When I realized that I was calling openapi-generator to create client side call stubs on non-small service oriented project, I started missing J2EE EJB. And it takes a lot to miss EJB.
I'd like to ask seasoned devs and engineers here. Is it the normal industry-wide blind spot where people still crave for and are happy creating 12 different description of the same things across remote, client, unit tests, e2e tests, orm, api schemas, all the while feeling much more productive than <insert monolith here> ?
I've seen some systems with a lot of pieces where teams have attempted to avoid repetition and arranged to use a single source of schema truth to generate various other parts automatically, and it was generally more brittle and harder to maintain due to different parts of the pipeline owned by different teams, and operated on different schedules. Furthermore it became hard to onboard to these environments and figure out how to make changes and deploy them safely. Sometimes the repetition is really the lesser evil.
> I've seen some systems with a lot of pieces where teams have attempted to avoid repetition and arranged to use a single source of schema truth to generate various other parts automatically, and it was generally more brittle and harder to maintain due to different parts of the pipeline owned by different teams, and operated on different schedules.
I'm not sure what would lead to this setup. For years there are frameworks that support generating their own OpenAPI spec, and even API gateways that not only take that OpenAPI spec as input for their routing configuration but also support exporting it's own.
I see, it's also reminiscent of the saying "microservices" are an organisational solution. It's just that I also see a lot of churn and friction due to incoherent versions and specs not being managed in sync now (some solutions exists are coming though)
> it was generally more brittle and harder to maintain
It depends on the system in question, sometimes it's really worth it. Such setups are brittle by design, otherwise you get teams that ship fast but produce bugs that surface randomly in the runtime.

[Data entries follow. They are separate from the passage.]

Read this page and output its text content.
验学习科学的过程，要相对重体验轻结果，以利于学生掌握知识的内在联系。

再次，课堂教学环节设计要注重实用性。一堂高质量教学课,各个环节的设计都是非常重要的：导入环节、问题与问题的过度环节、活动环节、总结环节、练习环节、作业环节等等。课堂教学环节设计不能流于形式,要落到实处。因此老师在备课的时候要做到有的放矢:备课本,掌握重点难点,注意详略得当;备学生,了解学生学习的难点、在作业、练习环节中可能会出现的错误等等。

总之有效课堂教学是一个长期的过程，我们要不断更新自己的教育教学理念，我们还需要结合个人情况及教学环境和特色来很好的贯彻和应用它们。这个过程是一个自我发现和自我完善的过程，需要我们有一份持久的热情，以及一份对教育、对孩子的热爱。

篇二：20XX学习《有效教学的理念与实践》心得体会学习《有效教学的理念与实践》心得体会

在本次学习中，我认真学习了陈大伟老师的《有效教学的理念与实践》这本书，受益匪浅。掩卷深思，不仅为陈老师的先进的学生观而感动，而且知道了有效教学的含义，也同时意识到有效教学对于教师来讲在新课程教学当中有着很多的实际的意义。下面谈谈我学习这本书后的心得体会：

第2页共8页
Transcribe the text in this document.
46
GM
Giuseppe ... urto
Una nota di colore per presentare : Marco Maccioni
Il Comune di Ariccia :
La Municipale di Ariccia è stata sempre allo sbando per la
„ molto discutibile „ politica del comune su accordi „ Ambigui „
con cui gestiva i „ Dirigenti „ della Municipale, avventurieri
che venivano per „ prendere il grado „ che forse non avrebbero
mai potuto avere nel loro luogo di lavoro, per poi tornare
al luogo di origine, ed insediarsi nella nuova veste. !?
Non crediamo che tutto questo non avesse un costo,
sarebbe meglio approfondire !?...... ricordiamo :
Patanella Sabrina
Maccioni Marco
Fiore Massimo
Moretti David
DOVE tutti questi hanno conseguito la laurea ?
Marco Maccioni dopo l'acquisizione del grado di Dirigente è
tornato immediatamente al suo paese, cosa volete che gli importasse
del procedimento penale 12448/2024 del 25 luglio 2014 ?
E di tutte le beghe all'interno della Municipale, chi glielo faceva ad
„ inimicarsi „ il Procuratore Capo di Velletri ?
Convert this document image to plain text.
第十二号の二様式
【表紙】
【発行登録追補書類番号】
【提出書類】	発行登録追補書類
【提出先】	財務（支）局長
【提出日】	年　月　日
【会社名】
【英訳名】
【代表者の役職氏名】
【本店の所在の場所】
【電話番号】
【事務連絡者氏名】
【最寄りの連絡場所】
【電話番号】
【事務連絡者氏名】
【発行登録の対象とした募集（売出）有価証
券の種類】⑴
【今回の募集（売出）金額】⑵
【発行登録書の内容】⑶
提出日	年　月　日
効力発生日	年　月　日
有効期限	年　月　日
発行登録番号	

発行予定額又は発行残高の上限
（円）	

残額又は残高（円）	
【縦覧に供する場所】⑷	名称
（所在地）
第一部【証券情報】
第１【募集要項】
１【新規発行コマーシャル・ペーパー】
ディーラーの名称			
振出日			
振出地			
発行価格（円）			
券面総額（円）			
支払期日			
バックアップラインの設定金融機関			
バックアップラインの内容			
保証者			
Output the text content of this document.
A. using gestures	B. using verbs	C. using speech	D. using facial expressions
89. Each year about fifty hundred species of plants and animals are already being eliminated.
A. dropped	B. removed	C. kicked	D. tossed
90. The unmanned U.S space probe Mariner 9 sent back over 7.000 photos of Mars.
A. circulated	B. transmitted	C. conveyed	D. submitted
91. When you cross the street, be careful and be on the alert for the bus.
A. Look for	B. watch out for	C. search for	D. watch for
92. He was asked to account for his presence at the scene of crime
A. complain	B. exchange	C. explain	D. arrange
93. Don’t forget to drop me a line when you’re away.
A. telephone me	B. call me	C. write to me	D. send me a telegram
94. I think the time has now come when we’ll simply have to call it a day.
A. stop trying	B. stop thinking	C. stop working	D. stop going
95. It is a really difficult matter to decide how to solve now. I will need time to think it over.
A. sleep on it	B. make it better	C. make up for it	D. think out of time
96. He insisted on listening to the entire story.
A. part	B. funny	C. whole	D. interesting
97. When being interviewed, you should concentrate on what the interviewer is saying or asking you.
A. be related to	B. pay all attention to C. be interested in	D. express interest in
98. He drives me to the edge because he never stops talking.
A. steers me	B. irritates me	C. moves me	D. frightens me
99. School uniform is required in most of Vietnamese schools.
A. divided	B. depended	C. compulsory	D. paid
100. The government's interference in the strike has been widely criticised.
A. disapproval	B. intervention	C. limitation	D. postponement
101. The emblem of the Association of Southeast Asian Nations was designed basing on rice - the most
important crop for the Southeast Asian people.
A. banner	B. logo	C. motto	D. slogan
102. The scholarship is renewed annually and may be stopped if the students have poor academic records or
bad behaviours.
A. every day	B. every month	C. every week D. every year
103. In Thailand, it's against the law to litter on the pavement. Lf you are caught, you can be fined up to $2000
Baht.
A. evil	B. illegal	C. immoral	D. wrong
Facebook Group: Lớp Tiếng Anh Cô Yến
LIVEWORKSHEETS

Absolutely, it can work well when there is a team devoted to the schema registry and helping with adoption. But it needs to be worth it to be able to amortize the resources, so probably best for bigger organizations.
Brb, I'm off to invent another language independent IDL for API definitions that is only implemented by 2 of the 5 languages you need to work with.
I'm joking, but I did actually implement essentially that internally. We start with TypeScript files as its type system is good at describing JSON. We go from there to JSON Schema for validation, and from there to the other languages we need.
> Brb, I'm off to invent another language independent IDL for API definitions that is only implemented by 2 of the 5 languages you need to work with.
Watch out, OpenAPI is now 3 versions deep and supports both JSON and YAML.
anything I could read to imitate that workflow ?
I haven't written anything up - maybe one day - but our stack is `ts-morph` to get some basic metadata out of our "service definition" typescript files, `ts-json-schema-generator` to go from there to JSON Schema, `quicktype-core` to go to other languages.
Schema validation and type generation vary by language. When we need to validate schemas in JS/TS land, we're using `ajv`. Our generation step exports the JSON Schema to a valid JS file, and we load that up with AJV and grab schemas for specific types using `getSchema`.
I evaluated (shallowly) for our use case (TS/JS services, PHP monolith, several deployment platforms):
- typespec.io (didn't like having a new IDL, mixes transport concerns with service definition)
- trpc (focused on TS-only codebases, not multi language)
- OpenAPI (too verbose to write by hand, too focused on HTTP)
- protobuf/thrift/etc (too heavy, we just want JSON)
I feel like I came across some others, but I didn't see anyone just using TypeScript as the IDL. I think it's quite good for that purpose, but of course it is a bit too powerful. I have yet to put in guardrails that will error out when you get a bit too type happy, or use generics, etc.
Can't thank you enough. I'm gonna try these and see.
It's not that we like it, it's just that most other solutions are so complex and difficult to maintain that repetition is really not that bad a thing.
I was however impressed with FastAPI, a python framework which brought together API implementation, data types and generating swagger specs in a very nice package. I still had to take care of integration tests by myself, but with pytest that's easy.
So there are some solutions that help avoid schema duplication.
fastapi + sqlmodel does remove many layers that is true, but you still have other services requiring lots of boilerplate
Having 12 different independent copies means nobody on your 30 people multi-region team is blocked.